Anda di halaman 1dari 2

Nama : Achmad Dani Alfarizi

NIM : 0509128227033
Agronomi Indralaya

Kesehatan Mental Selama Pandemi Covid-19

Coronavirus disease 2019 atau yang sering disingkat COVID-19 merupakan virus yang telah
menyebabkan wabah di beberapa Negara di seluruh dunia, tak terkecuali Indonesia. Berdasarkan data
statistik COVID-19 Indonesia, menunjukkan grafik peningkatan kasus yang terus melonjak di beberapa
bulan terakhir. Pada 30 Juni 2021, kasus terkonfirmasi COVID-19 di Indonesia mencapai 2,18 juta,
dimana 58,891 orang diantaranya meninggal dunia. Hal ini tentu saja menimbulkan kekhawatiran di
kalangan masyarakat karena kasus COVID-19 merebak semakin cepat seperti tak terkendali.
Kekhawatiran tersebut jika terus dibiarkan akan menjadi lebih serius dan berdampak buruk bagi
kesehatan, lama-kelamaan tentunya akan mempengaruhi kesehatan mental setiap orang. Berbagai
permasalahan yang terjadi karena COVID-19 ini dinilai menjadi sumber stress baru untuk masyarakat.
Gangguan kesehatan mental yang kerap terjadi di masa pandemi COVID-19 ini mulai dari yang ringan
sampai yang berat, yakni seperti cemas berlebihan, stress, hingga depresi (Dr. Dr. Fidiansjah, Sp.KJ.,
2020).

Berbagai kondisi yang terjadi selama pandemi COVID-19 memberikan banyak efek psikologis kepada
masyarakat. Hal ini dikarenakan pandemi COVID-19 menjadi stressor yang berat. Salah satu efek
psikologis yang sering terjadi di masa pandemi COVID-19 adalah kecemasan. Kecemasan adalah kondisi
umum dari ketakutan atau perasaan tidak nyaman. Kecemasan ditandai dengan berbagai gejala, yang
mencakup gejala fisik, perilaku dan kognitif. Tingkat kecemasan setiap orang dapat berbeda-beda
tergantung pada faktor-faktor yang mempengaruhinya. Berbagai faktor termasuk faktor demografi dapat
mempengaruhi kecemasan mengenai pandemi. Selain itu kecemasan mengenai resiko terpapar COVID-19
juga mempengaruhi tingkat kecemasan individu. Apalagi di kondisi seperti ini dimana kasus COVID-19
semakin meningkat dan menyebabkan masyarakat semakin was-was dan khawatir serta meningkatkan
kecemasan (Rinaldi dan Yuniasanti, 2020).
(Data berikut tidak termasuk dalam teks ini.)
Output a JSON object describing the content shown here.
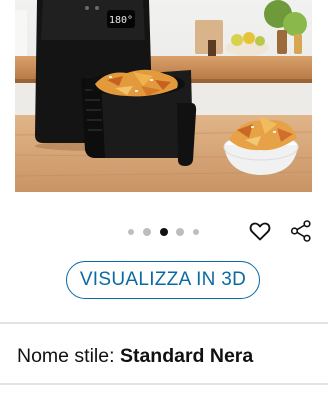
{
  "product_image": {
    "display_readout": "180°",
    "icon": "air-fryer-product-photo"
  },
  "carousel": {
    "dot_count": 5,
    "active_index": 2
  },
  "actions": {
    "wishlist_icon": "heart-icon",
    "share_icon": "share-icon"
  },
  "view_3d": {
    "label": "VISUALIZZA IN 3D",
    "color": "#0b6aa2"
  },
  "style": {
    "label": "Nome stile:",
    "value": "Standard Nera"
  }
}
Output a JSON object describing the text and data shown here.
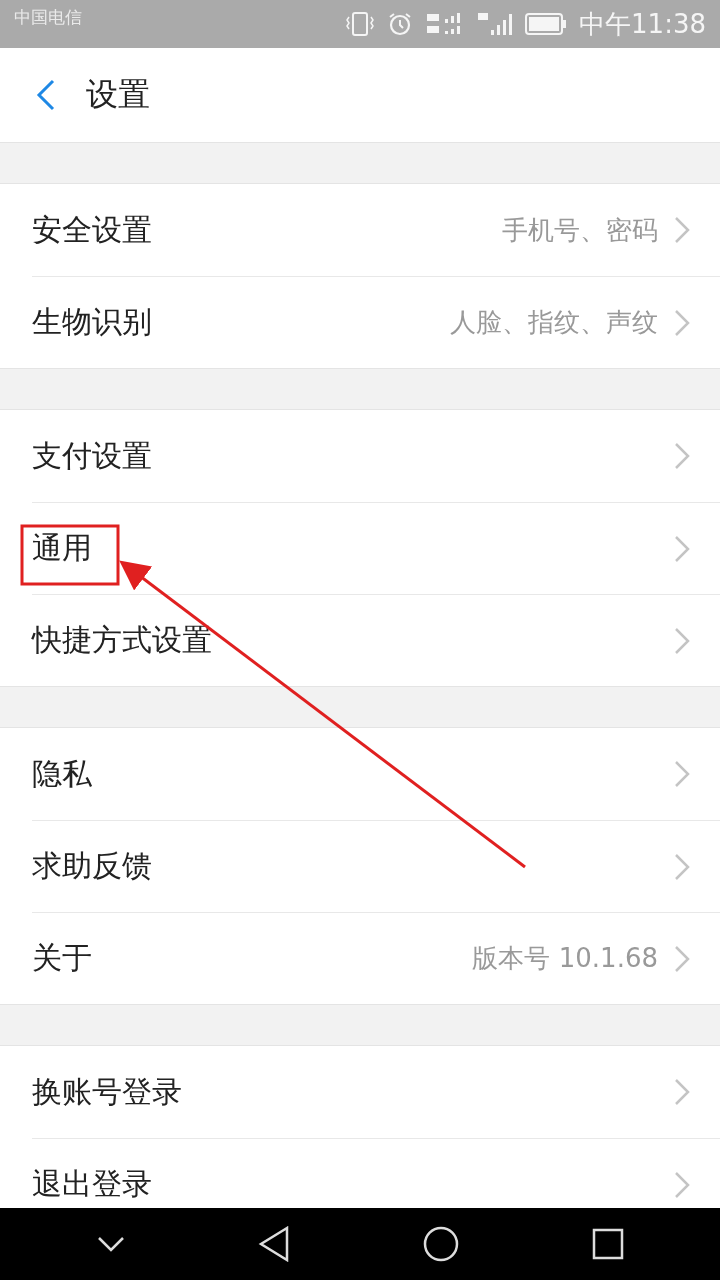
{
  "status_bar": {
    "carrier": "中国电信",
    "time": "中午11:38"
  },
  "header": {
    "title": "设置"
  },
  "sections": [
    {
      "rows": [
        {
          "label": "安全设置",
          "value": "手机号、密码"
        },
        {
          "label": "生物识别",
          "value": "人脸、指纹、声纹"
        }
      ]
    },
    {
      "rows": [
        {
          "label": "支付设置"
        },
        {
          "label": "通用",
          "highlighted": true
        },
        {
          "label": "快捷方式设置"
        }
      ]
    },
    {
      "rows": [
        {
          "label": "隐私"
        },
        {
          "label": "求助反馈"
        },
        {
          "label": "关于",
          "value": "版本号 10.1.68"
        }
      ]
    },
    {
      "rows": [
        {
          "label": "换账号登录"
        },
        {
          "label": "退出登录"
        }
      ]
    }
  ]
}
WHO mencanangkan visi dari rencana aksi kesehatan mental 2013–2020 untuk dunia yaitu dimana
kesehatan mental harus lebih dihargai, dipromosikan dan dilindungi. Diharapkan gangguan mental dapat
dicegah dan orang yang terkena gangguan ini mendapatkan berbagai hak asasi manusia dan akses kualitas
tinggi, kesehatan sesuai budaya dan pelayanan sosial pada waktu yang tepat untuk mendorong pemulihan,
yang memungkinkan untuk mencapai kesehatan pada level tertinggi dan berpartisipasi sepenuhnya dalam
masyarakat dan di tempat kerja, bebas dari stigmatisasi dan diskriminasi (WHO,2013).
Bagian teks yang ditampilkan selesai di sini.